In his testimony, Pfleiderer outlined two primary reasons why there is such huge debt in the financial sector. First, because the US tax system favors debt financing over equity financing. According to the Stanford professor, the simple reason for this bias is because, in the computation of corporate tax, interest payments are treated as a “deductable expense,” where as payments to shareholders are not treated in the same manner. Consequently, debt provides a “tax shield.” Since companies act rationally, they would tend to use more debt financing as that has a lower tax bill than compared with being funded with less debt. The second reason is because “too-big-to-fail” banks benefit from “implicit guarantees” that the government provides for the banks’ debt. Pfleiderer further stated: “By lowering the risk of holding debt, these implicit guarantees lower the interest rate banks must pay to their creditors and constitute a significant subsidy to the banks on their using debt rather than equity.”

Stating the Case for Continued Reform

In his closing remarks, Stiglitz stated his unequivocal belief that the “economic and financial system is badly distorted.” He sounded a note of caution by saying that it was unwise to rely on the self-regulation or self-restraint of financial markets, as that lesson was learned in the aftermath of the Great Depression, and the decades following World War II.

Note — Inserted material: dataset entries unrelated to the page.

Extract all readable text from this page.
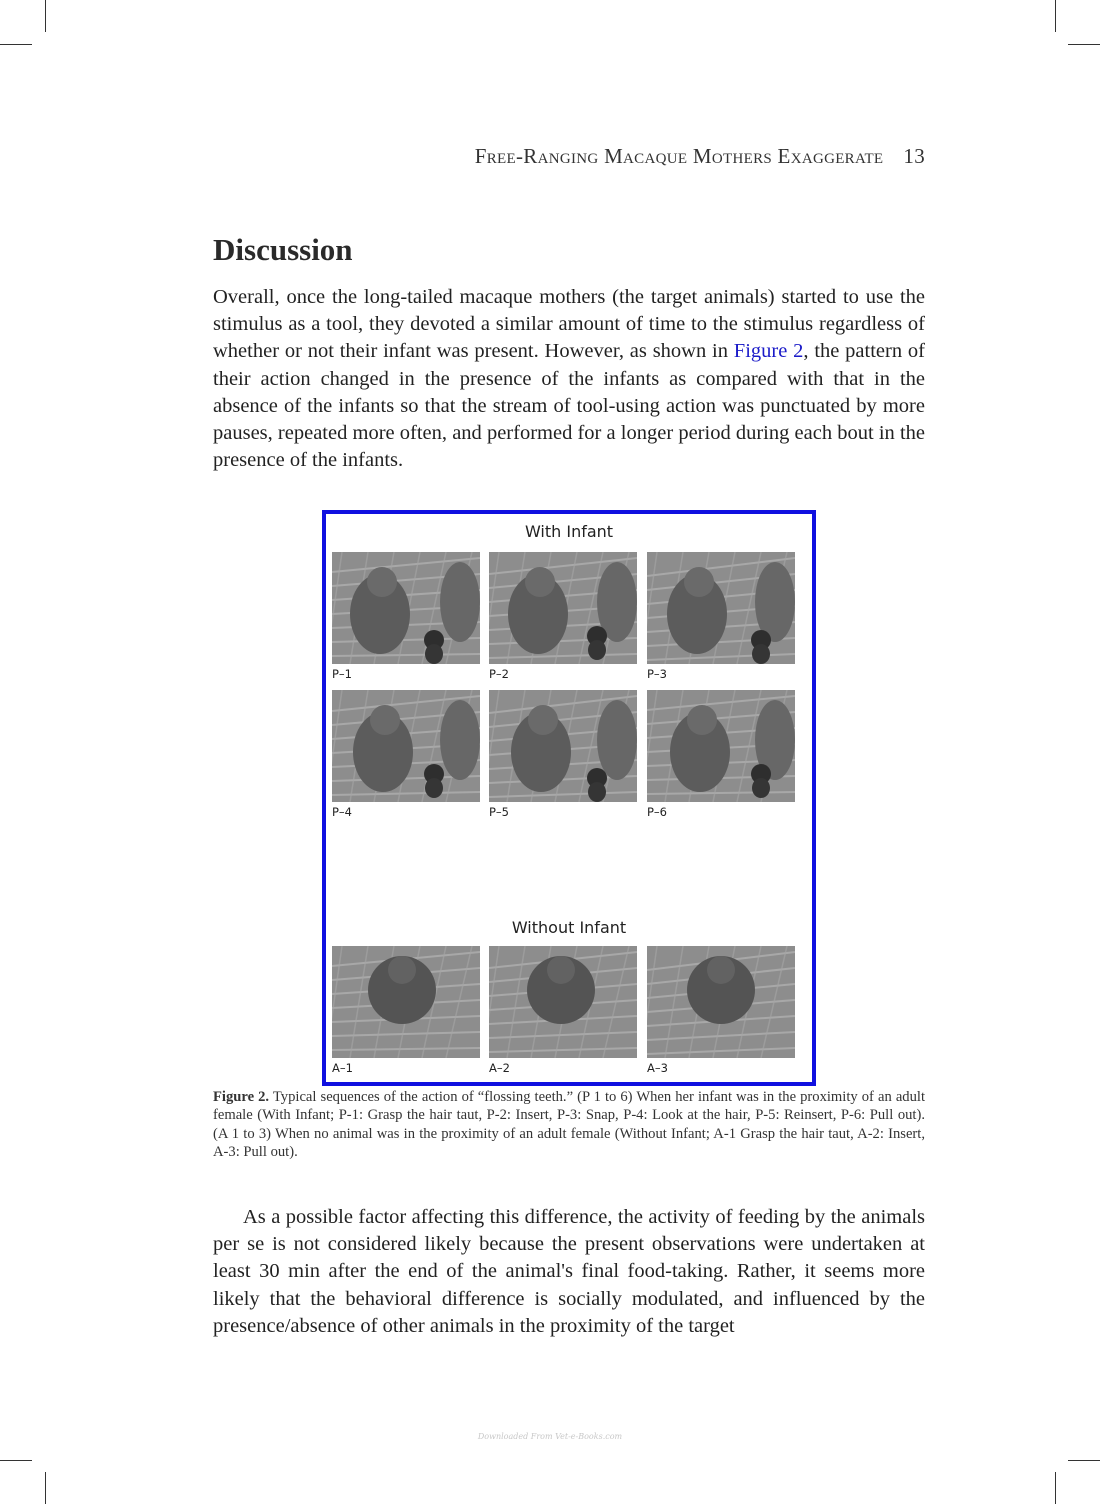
Free-Ranging Macaque Mothers Exaggerate 13
Discussion

Overall, once the long-tailed macaque mothers (the target animals) started to use the stimulus as a tool, they devoted a similar amount of time to the stimulus regardless of whether or not their infant was present. However, as shown in Figure 2, the pattern of their action changed in the presence of the infants as compared with that in the absence of the infants so that the stream of tool-using action was punctuated by more pauses, repeated more often, and performed for a longer period during each bout in the presence of the infants.

With Infant
P–1	P–2	P–3
P–4	P–5	P–6
Without Infant
A–1	A–2	A–3

Figure 2. Typical sequences of the action of “flossing teeth.” (P 1 to 6) When her infant was in the proximity of an adult female (With Infant; P-1: Grasp the hair taut, P-2: Insert, P-3: Snap, P-4: Look at the hair, P-5: Reinsert, P-6: Pull out). (A 1 to 3) When no animal was in the proximity of an adult female (Without Infant; A-1 Grasp the hair taut, A-2: Insert, A-3: Pull out).

As a possible factor affecting this difference, the activity of feeding by the animals per se is not considered likely because the present observations were undertaken at least 30 min after the end of the animal's final food-taking. Rather, it seems more likely that the behavioral difference is socially modulated, and influenced by the presence/absence of other animals in the proximity of the target

Downloaded From Vet-e-Books.com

Kane made a statement on “Distortions in Systemic-Risk Measurement and Risk-Taking in The Financial Sector,” where he intimated that his recommendations for regulatory reform are rooted on what he described as the “ethical contention” that protected institutions and safety-net managers owe to taxpayers. He called for the implicit and explicit costs incurred by taxpayers while supporting national and international safety nets to be measured and promulgated. Furthermore, in order to aid regulators achieve this feat, Kane called for a change in the manner regulators are trained, recruited, and incentivized.

Finally, Ludwig said that though it was the view of many that the weaknesses of the financial sector could be solved through the influx capital, what was rather needed was “balance” – specifically the need to be careful of excess. “So how do we ensure that our regulators and regulations are both serious and meaningful, but not so elaborate that they weigh down banks to the point of dysfunction?” In answering his own question, he suggested the following guidelines:
  • Constant and thoughtful Congressional oversight
  • Ensuring that regulators continue to be top professionals who are devoted to a safe and sound banking system—one that supports prudent innovation and growth
  • Regulators and Congress must avoid waste and excess in implementing rules and procedures
  • Regulators should periodically review their rules to insure that they are both effective and cause the least burden possible
  • In implementing the Dodd-Frank Act and international capital and liquidity rules for global banks, there should be a level playing field.